An academic study concluded that Business Ethics' list of 100 Best Corporate Citizens generated better returns than the remaining companies on the S&P 500.
SocialFunds.com -- Last week, Business Ethics announced its third annual list of the 100 Best Corporate Citizens, which appears in the March/April 2002 Issue of the Minneapolis-based magazine. In addition to recognizing companies' corporate social responsibility (CSR) toward stakeholders that include the environment and the community, the list also ranks companies' service to shareowners, thus also factoring in financial performance. Interestingly, last year's list served as the basis for an academic study correlating better social and environmental performance with better financial performance.
The study shows that overall financial performance of the 2001 Business Ethics Best Citizen companies was significantly better than that of the remaining companies in the S&P 500 index, based on the 2001 Business Week ranking of total financial performance," said DePaul University Professor Curtis C. Verschoor in the January 2002 Strategic Finance magazine article announcing the study, which he conducted in collaboration with Assistant Professor Elizabeth A. Murphy. "The difference between the performance of the Best Citizens and the others was strikingly large," Professor Verschoor continued.
The DePaul study worked from total financial performance rankings conducted by Business Week magazine on the S&P 500 index. The ranking was based on eight statistical criteria, including total return, sales growth, and profit growth over the one-year and three-year periods, as well as net profit margins and return on equity. The Best Citizens scored ten percentile points higher than the mean ranking of the remainder of the S&P 500 companies.

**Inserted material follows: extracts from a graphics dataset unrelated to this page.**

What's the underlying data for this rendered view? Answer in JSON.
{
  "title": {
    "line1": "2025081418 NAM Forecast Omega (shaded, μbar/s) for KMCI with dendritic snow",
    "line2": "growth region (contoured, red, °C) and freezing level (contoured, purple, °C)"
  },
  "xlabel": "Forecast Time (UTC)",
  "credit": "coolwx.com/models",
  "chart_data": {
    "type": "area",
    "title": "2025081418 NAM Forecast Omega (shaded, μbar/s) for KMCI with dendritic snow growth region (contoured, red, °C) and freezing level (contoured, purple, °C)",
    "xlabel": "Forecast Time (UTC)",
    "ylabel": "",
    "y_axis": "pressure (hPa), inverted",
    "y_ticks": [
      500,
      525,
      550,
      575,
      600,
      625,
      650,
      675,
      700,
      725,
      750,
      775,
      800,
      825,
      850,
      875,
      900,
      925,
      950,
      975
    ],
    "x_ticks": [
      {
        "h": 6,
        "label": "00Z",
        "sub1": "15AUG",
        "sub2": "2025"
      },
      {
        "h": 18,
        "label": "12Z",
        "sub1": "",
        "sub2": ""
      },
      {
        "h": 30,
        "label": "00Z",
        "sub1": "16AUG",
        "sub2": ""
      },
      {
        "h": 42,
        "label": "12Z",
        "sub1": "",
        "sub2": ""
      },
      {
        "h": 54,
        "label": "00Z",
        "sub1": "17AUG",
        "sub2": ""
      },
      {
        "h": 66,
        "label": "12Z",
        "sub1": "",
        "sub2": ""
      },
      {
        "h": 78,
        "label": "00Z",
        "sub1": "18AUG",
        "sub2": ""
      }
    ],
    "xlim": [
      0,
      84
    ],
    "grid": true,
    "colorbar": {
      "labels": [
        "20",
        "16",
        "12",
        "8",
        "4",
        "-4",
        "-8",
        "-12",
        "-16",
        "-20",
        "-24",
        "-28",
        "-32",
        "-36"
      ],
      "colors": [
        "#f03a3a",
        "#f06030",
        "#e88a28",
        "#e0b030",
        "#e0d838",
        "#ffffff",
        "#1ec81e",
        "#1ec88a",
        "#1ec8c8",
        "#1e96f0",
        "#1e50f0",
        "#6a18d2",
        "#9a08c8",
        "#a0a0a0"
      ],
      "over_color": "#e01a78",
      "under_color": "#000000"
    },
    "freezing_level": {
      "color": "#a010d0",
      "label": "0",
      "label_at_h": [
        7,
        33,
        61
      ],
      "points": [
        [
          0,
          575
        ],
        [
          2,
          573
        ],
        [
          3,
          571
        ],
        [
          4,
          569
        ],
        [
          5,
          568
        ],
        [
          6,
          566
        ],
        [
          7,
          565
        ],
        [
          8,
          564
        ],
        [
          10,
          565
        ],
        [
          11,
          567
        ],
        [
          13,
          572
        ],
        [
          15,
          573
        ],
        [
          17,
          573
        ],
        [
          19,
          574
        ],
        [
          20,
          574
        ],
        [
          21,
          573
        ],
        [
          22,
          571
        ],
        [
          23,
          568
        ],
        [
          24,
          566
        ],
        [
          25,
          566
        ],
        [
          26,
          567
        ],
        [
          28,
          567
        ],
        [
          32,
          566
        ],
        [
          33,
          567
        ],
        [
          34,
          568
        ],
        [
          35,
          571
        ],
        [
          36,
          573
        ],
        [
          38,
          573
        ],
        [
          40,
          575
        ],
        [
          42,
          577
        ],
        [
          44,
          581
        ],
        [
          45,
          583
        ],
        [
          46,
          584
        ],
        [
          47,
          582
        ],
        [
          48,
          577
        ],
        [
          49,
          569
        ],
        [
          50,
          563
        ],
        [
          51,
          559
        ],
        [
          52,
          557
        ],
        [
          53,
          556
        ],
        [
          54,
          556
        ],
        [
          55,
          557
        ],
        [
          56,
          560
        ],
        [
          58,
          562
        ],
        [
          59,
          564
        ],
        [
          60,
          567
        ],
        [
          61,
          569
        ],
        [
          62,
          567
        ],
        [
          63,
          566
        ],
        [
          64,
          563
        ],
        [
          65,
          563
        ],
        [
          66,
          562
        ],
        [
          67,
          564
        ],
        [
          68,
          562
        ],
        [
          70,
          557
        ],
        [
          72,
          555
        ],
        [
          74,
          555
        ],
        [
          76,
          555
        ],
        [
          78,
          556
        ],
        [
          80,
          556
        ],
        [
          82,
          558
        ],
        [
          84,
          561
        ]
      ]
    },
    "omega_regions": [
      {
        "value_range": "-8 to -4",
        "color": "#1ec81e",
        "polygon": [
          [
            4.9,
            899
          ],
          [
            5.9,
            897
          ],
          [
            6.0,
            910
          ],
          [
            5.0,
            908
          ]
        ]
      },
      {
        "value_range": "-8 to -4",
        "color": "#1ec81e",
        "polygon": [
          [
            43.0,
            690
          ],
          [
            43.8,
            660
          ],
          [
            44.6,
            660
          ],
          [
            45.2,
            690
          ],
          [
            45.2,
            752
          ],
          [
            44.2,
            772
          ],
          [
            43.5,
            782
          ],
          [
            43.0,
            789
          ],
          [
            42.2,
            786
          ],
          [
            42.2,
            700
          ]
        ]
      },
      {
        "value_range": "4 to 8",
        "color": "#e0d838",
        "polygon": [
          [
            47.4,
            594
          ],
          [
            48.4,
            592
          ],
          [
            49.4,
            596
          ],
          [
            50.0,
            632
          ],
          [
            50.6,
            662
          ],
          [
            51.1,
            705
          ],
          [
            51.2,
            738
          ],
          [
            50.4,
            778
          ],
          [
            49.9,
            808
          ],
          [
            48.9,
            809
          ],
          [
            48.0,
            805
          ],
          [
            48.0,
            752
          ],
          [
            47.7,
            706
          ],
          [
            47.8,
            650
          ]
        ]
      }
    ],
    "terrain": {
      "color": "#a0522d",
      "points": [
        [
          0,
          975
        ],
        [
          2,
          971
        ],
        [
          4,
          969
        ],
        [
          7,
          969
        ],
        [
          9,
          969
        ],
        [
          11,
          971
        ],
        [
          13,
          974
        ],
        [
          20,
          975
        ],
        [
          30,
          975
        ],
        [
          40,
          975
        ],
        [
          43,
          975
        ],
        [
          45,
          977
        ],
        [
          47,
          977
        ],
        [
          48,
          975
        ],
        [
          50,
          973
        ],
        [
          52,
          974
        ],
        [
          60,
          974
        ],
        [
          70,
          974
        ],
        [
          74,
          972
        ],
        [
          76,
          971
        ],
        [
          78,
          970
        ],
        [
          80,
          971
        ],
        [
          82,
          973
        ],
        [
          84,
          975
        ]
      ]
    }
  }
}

“The DePaul University study offers evidence that good corporate citizenship is a superior form of management,” said Business Ethics Editor and Publisher Marjorie Kelly. “These top companies perform substantially better than their S&P 500 peers, in strictly financial terms. It simply makes sense: managing a company for one measure alone--shareholder value--is like flying a 747 solely for maximum speed. You can shake the plane apart in the process.”